Le Tribunal a procédé en tout à six modifications du texte, qui sont des éléments mineurs, selon Pierre Maudet. De son côté, Tamedia dit se réjouir du fait que la justice ait supprimé du texte «une allégation non justifiée portant atteinte à l'honneur d'une journaliste romande».

Publication en ligne

Le texte a été publié par Tamedia mardi. «Lorsque j'ai contacté» le rédacteur en chef de la RTS, c'est parce que la journaliste «ne m'avait pas confronté à des informations avant de les publier», lit-on dans le droit de réponse publié au bas de la version en ligne de l'article incriminé.
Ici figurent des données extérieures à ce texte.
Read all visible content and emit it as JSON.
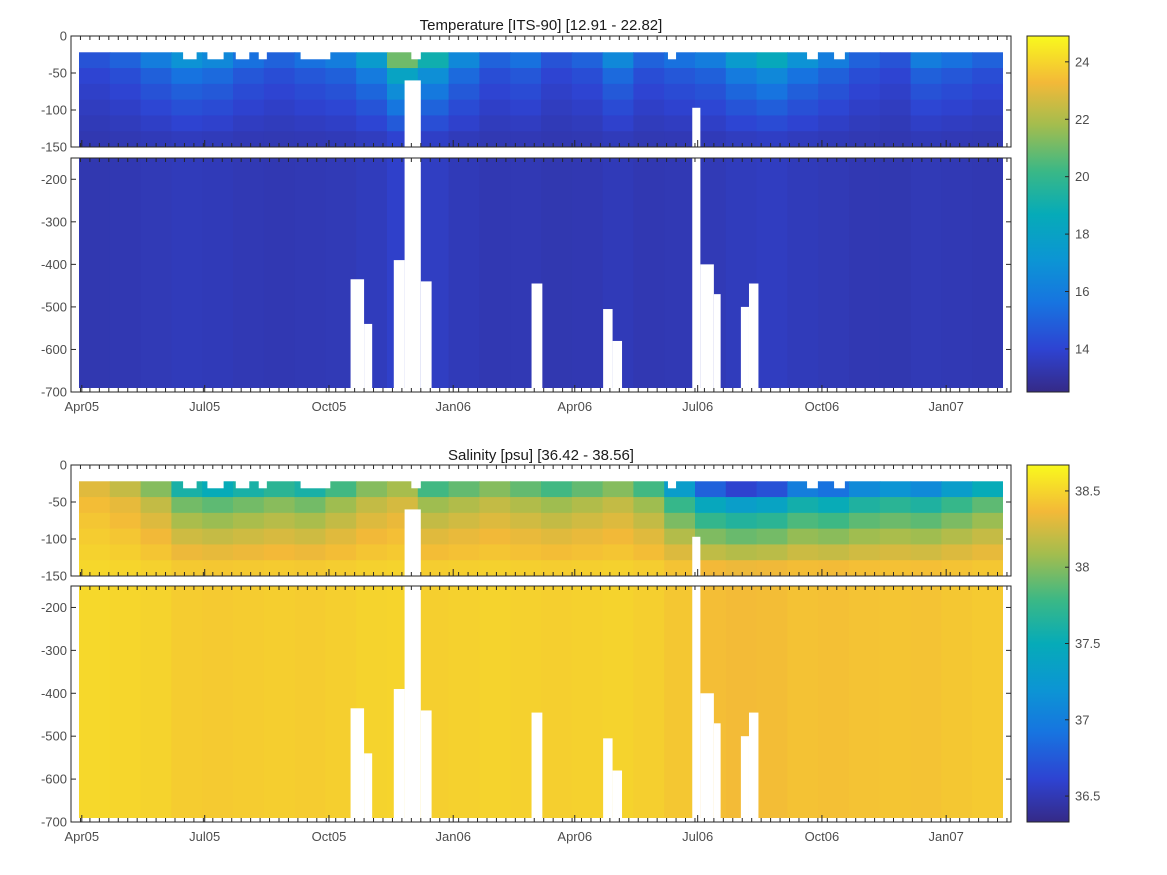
{
  "chart_data": [
    {
      "type": "heatmap",
      "title": "Temperature [ITS-90]   [12.91 - 22.82]",
      "variable": "Temperature",
      "xlabel": "",
      "ylabel": "",
      "x_tick_labels": [
        "Apr05",
        "Jul05",
        "Oct05",
        "Jan06",
        "Apr06",
        "Jul06",
        "Oct06",
        "Jan07"
      ],
      "x_ticks": [
        "2005-04-01",
        "2005-07-01",
        "2005-10-01",
        "2006-01-01",
        "2006-04-01",
        "2006-07-01",
        "2006-10-01",
        "2007-01-01"
      ],
      "x_range": [
        "2005-03-24",
        "2007-02-18"
      ],
      "upper_panel": {
        "ylim": [
          -150,
          0
        ],
        "y_ticks": [
          0,
          -50,
          -100,
          -150
        ]
      },
      "lower_panel": {
        "ylim": [
          -700,
          -150
        ],
        "y_ticks": [
          -200,
          -300,
          -400,
          -500,
          -600,
          -700
        ]
      },
      "colorbar": {
        "range": [
          12.5,
          24.9
        ],
        "ticks": [
          14,
          16,
          18,
          20,
          22,
          24
        ]
      },
      "surface_values": [
        14.5,
        15,
        16,
        17,
        16.5,
        15.5,
        15,
        15.5,
        16,
        17.5,
        21,
        19,
        16.5,
        15,
        15.5,
        14.5,
        15,
        16.5,
        15,
        15.5,
        16,
        17.5,
        18.5,
        17,
        16,
        15,
        14.5,
        16,
        15.5,
        15
      ],
      "deep_value": 13.2
    },
    {
      "type": "heatmap",
      "title": "Salinity [psu]   [36.42 - 38.56]",
      "variable": "Salinity",
      "xlabel": "",
      "ylabel": "",
      "x_tick_labels": [
        "Apr05",
        "Jul05",
        "Oct05",
        "Jan06",
        "Apr06",
        "Jul06",
        "Oct06",
        "Jan07"
      ],
      "x_ticks": [
        "2005-04-01",
        "2005-07-01",
        "2005-10-01",
        "2006-01-01",
        "2006-04-01",
        "2006-07-01",
        "2006-10-01",
        "2007-01-01"
      ],
      "x_range": [
        "2005-03-24",
        "2007-02-18"
      ],
      "upper_panel": {
        "ylim": [
          -150,
          0
        ],
        "y_ticks": [
          0,
          -50,
          -100,
          -150
        ]
      },
      "lower_panel": {
        "ylim": [
          -700,
          -150
        ],
        "y_ticks": [
          -200,
          -300,
          -400,
          -500,
          -600,
          -700
        ]
      },
      "colorbar": {
        "range": [
          36.33,
          38.67
        ],
        "ticks": [
          36.5,
          37,
          37.5,
          38,
          38.5
        ]
      },
      "surface_values": [
        38.3,
        38.2,
        38.0,
        37.6,
        37.5,
        37.6,
        37.7,
        37.6,
        37.8,
        38.0,
        38.1,
        37.8,
        37.9,
        38.0,
        37.9,
        37.8,
        37.9,
        38.0,
        37.8,
        37.3,
        36.8,
        36.6,
        36.7,
        37.0,
        36.9,
        37.1,
        37.2,
        37.1,
        37.3,
        37.5
      ],
      "deep_value": 38.53
    }
  ]
}
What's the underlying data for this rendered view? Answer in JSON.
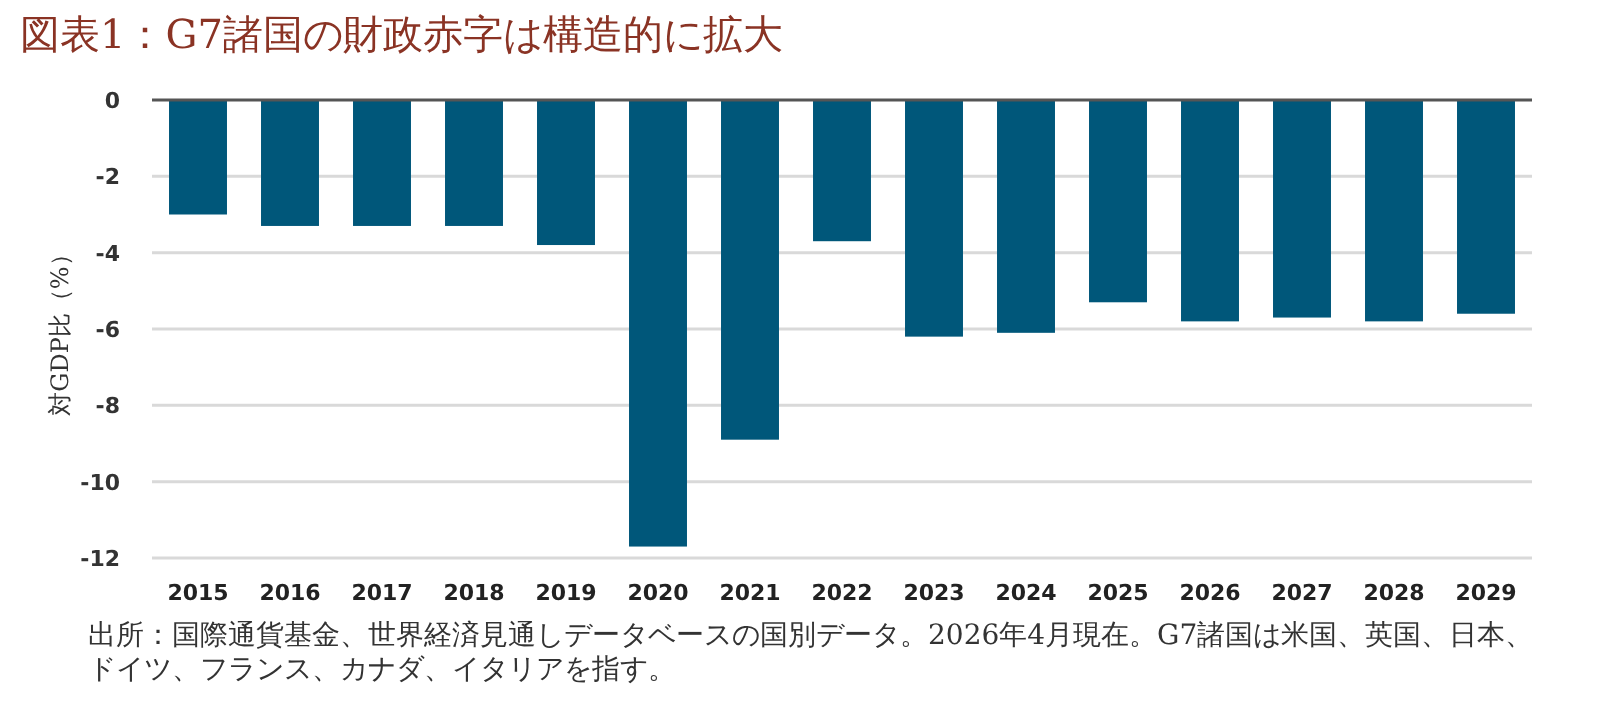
{
  "chart_data": {
    "type": "bar",
    "title": "図表1：G7諸国の財政赤字は構造的に拡大",
    "ylabel": "対GDP比（%）",
    "categories": [
      "2015",
      "2016",
      "2017",
      "2018",
      "2019",
      "2020",
      "2021",
      "2022",
      "2023",
      "2024",
      "2025",
      "2026",
      "2027",
      "2028",
      "2029"
    ],
    "values": [
      -3.0,
      -3.3,
      -3.3,
      -3.3,
      -3.8,
      -11.7,
      -8.9,
      -3.7,
      -6.2,
      -6.1,
      -5.3,
      -5.8,
      -5.7,
      -5.8,
      -5.6
    ],
    "color": "#00577a",
    "ylim": [
      -12,
      0
    ],
    "yticks": [
      0,
      -2,
      -4,
      -6,
      -8,
      -10,
      -12
    ],
    "grid": "y",
    "annotations": [
      "出所：国際通貨基金、世界経済見通しデータベースの国別データ。2026年4月現在。G7諸国は米国、英国、日本、ドイツ、フランス、カナダ、イタリアを指す。"
    ]
  }
}
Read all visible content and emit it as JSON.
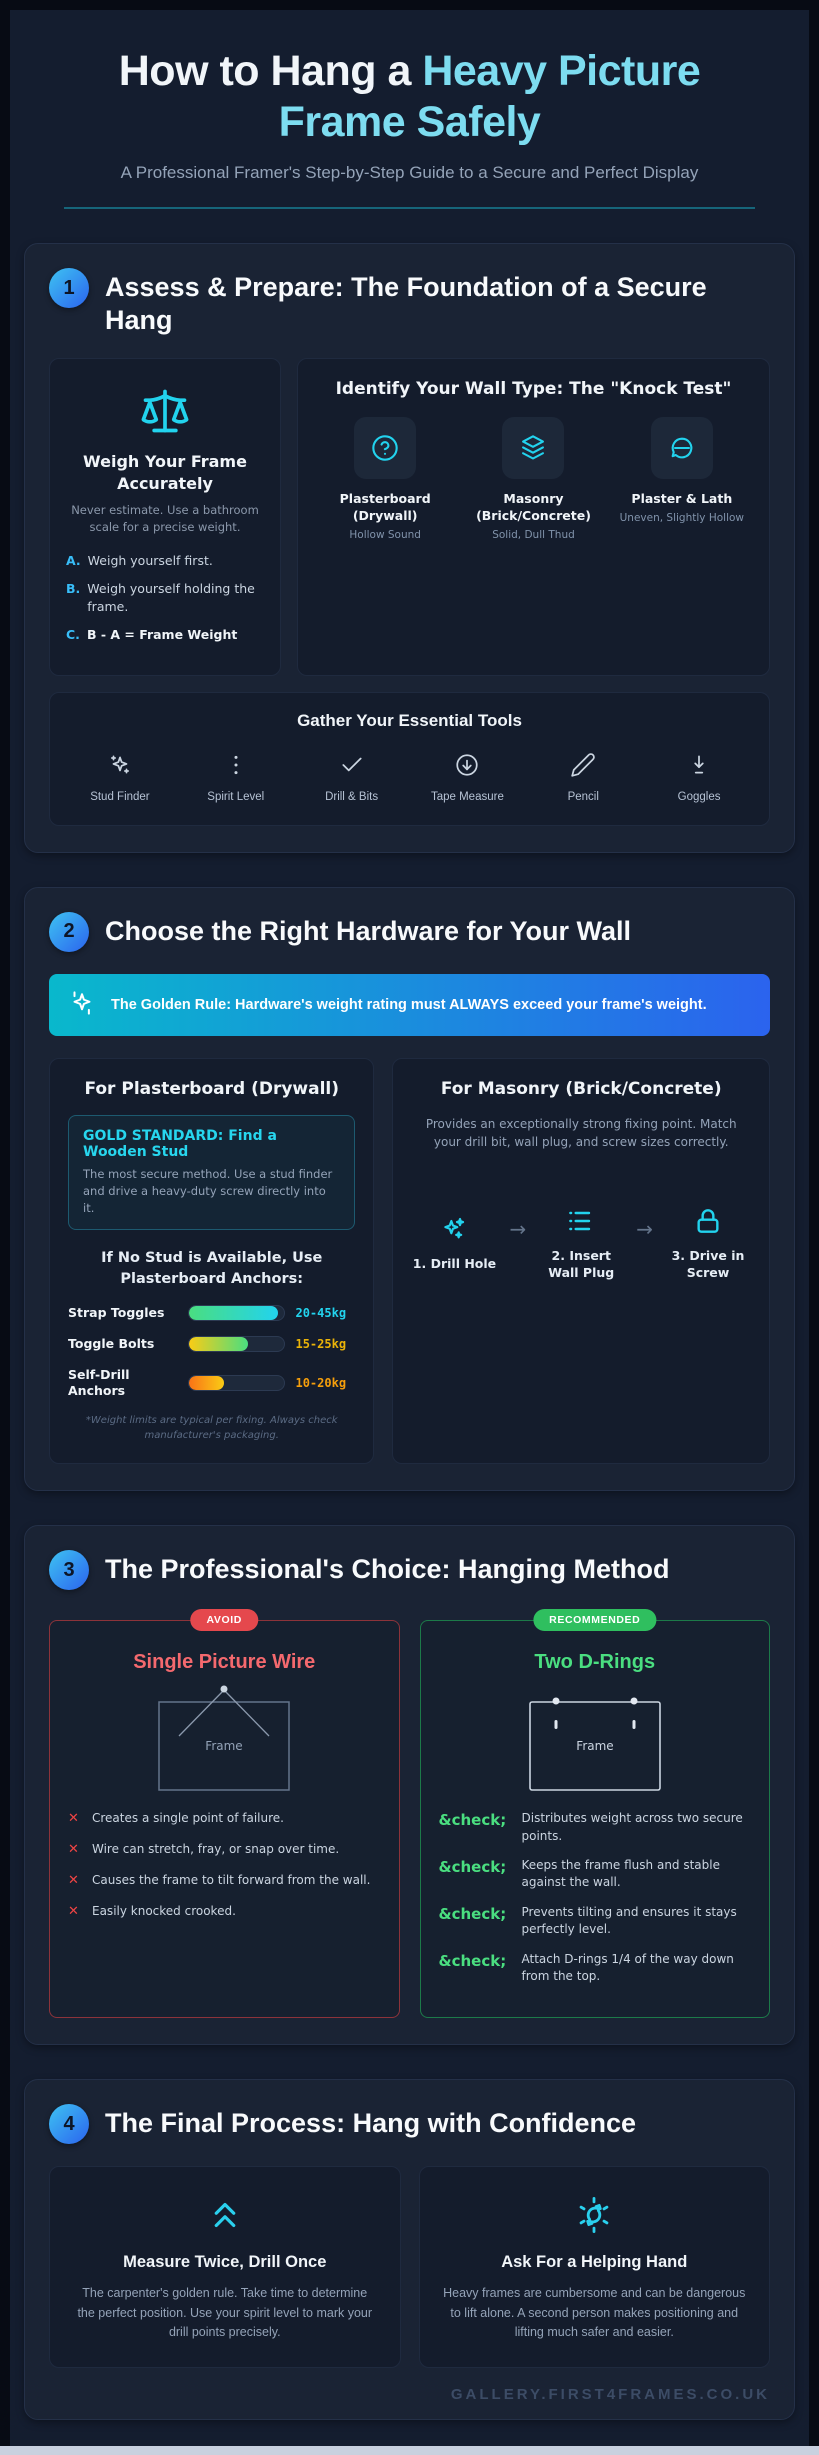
{
  "colors": {
    "accent_cyan": "#22d3ee",
    "accent_blue": "#2b63ee",
    "title_accent": "#7ddcf0",
    "banner_gradient_start": "#09b8cc",
    "banner_gradient_end": "#2b63ee",
    "avoid_red": "#e5484d",
    "recommended_green": "#2fbf5f",
    "bar_cyan": "#22d3ee",
    "bar_yellow": "#eab308",
    "bar_orange": "#f59e0b"
  },
  "header": {
    "title_white": "How to Hang a ",
    "title_accent": "Heavy Picture Frame Safely",
    "subtitle": "A Professional Framer's Step-by-Step Guide to a Secure and Perfect Display"
  },
  "s1": {
    "number": "1",
    "title": "Assess & Prepare: The Foundation of a Secure Hang",
    "weigh": {
      "title": "Weigh Your Frame Accurately",
      "desc": "Never estimate. Use a bathroom scale for a precise weight.",
      "steps": [
        {
          "letter": "A.",
          "text": "Weigh yourself first."
        },
        {
          "letter": "B.",
          "text": "Weigh yourself holding the frame."
        },
        {
          "letter": "C.",
          "text": "B - A = Frame Weight"
        }
      ]
    },
    "knock": {
      "title": "Identify Your Wall Type: The \"Knock Test\"",
      "types": [
        {
          "name": "Plasterboard (Drywall)",
          "sound": "Hollow Sound",
          "icon": "question-circle-icon"
        },
        {
          "name": "Masonry (Brick/Concrete)",
          "sound": "Solid, Dull Thud",
          "icon": "layers-icon"
        },
        {
          "name": "Plaster & Lath",
          "sound": "Uneven, Slightly Hollow",
          "icon": "speech-bubble-icon"
        }
      ]
    },
    "tools": {
      "title": "Gather Your Essential Tools",
      "items": [
        {
          "label": "Stud Finder",
          "icon": "sparkles-icon"
        },
        {
          "label": "Spirit Level",
          "icon": "dots-vertical-icon"
        },
        {
          "label": "Drill & Bits",
          "icon": "check-icon"
        },
        {
          "label": "Tape Measure",
          "icon": "arrow-down-circle-icon"
        },
        {
          "label": "Pencil",
          "icon": "pencil-icon"
        },
        {
          "label": "Goggles",
          "icon": "arrow-down-line-icon"
        }
      ]
    }
  },
  "s2": {
    "number": "2",
    "title": "Choose the Right Hardware for Your Wall",
    "golden_rule": "The Golden Rule: Hardware's weight rating must ALWAYS exceed your frame's weight.",
    "plasterboard": {
      "title": "For Plasterboard (Drywall)",
      "gold_title": "GOLD STANDARD: Find a Wooden Stud",
      "gold_desc": "The most secure method. Use a stud finder and drive a heavy-duty screw directly into it.",
      "anchors_heading": "If No Stud is Available, Use Plasterboard Anchors:",
      "anchors": [
        {
          "label": "Strap Toggles",
          "range": "20-45kg",
          "percent": 93
        },
        {
          "label": "Toggle Bolts",
          "range": "15-25kg",
          "percent": 62
        },
        {
          "label": "Self-Drill Anchors",
          "range": "10-20kg",
          "percent": 37
        }
      ],
      "footnote": "*Weight limits are typical per fixing. Always check manufacturer's packaging."
    },
    "masonry": {
      "title": "For Masonry (Brick/Concrete)",
      "desc": "Provides an exceptionally strong fixing point. Match your drill bit, wall plug, and screw sizes correctly.",
      "arrow": "→",
      "steps": [
        {
          "label": "1. Drill Hole",
          "icon": "sparkles-icon"
        },
        {
          "label": "2. Insert Wall Plug",
          "icon": "list-dashes-icon"
        },
        {
          "label": "3. Drive in Screw",
          "icon": "lock-icon"
        }
      ]
    }
  },
  "s3": {
    "number": "3",
    "title": "The Professional's Choice: Hanging Method",
    "avoid": {
      "badge": "AVOID",
      "title": "Single Picture Wire",
      "frame_label": "Frame",
      "mark": "✕",
      "points": [
        "Creates a single point of failure.",
        "Wire can stretch, fray, or snap over time.",
        "Causes the frame to tilt forward from the wall.",
        "Easily knocked crooked."
      ]
    },
    "recommended": {
      "badge": "RECOMMENDED",
      "title": "Two D-Rings",
      "frame_label": "Frame",
      "mark": "&check;",
      "points": [
        "Distributes weight across two secure points.",
        "Keeps the frame flush and stable against the wall.",
        "Prevents tilting and ensures it stays perfectly level.",
        "Attach D-rings 1/4 of the way down from the top."
      ]
    }
  },
  "s4": {
    "number": "4",
    "title": "The Final Process: Hang with Confidence",
    "cards": [
      {
        "title": "Measure Twice, Drill Once",
        "icon": "chevrons-up-icon",
        "desc": "The carpenter's golden rule. Take time to determine the perfect position. Use your spirit level to mark your drill points precisely."
      },
      {
        "title": "Ask For a Helping Hand",
        "icon": "sun-arrows-icon",
        "desc": "Heavy frames are cumbersome and can be dangerous to lift alone. A second person makes positioning and lifting much safer and easier."
      }
    ]
  },
  "footer": {
    "watermark": "GALLERY.FIRST4FRAMES.CO.UK"
  }
}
«Je n'ai jamais essayé, directement ou indirectement, d'influencer qui que ce soit à la RTS», affirme le magistrat dans le droit de réponse. Le journal zurichois précise pour sa part que «la rédaction s'en tient à sa représentation des faits».

De son côté, l'avocat de la journaliste, Romain Jordan, a rappelé «qu'aucun reproche de quelque nature que ce soit n'a jamais été formulé contre sa cliente». «Son travail et sa ténacité ont au contraire toujours été unanimement loués», a-t-il dit à Keystone-ATS.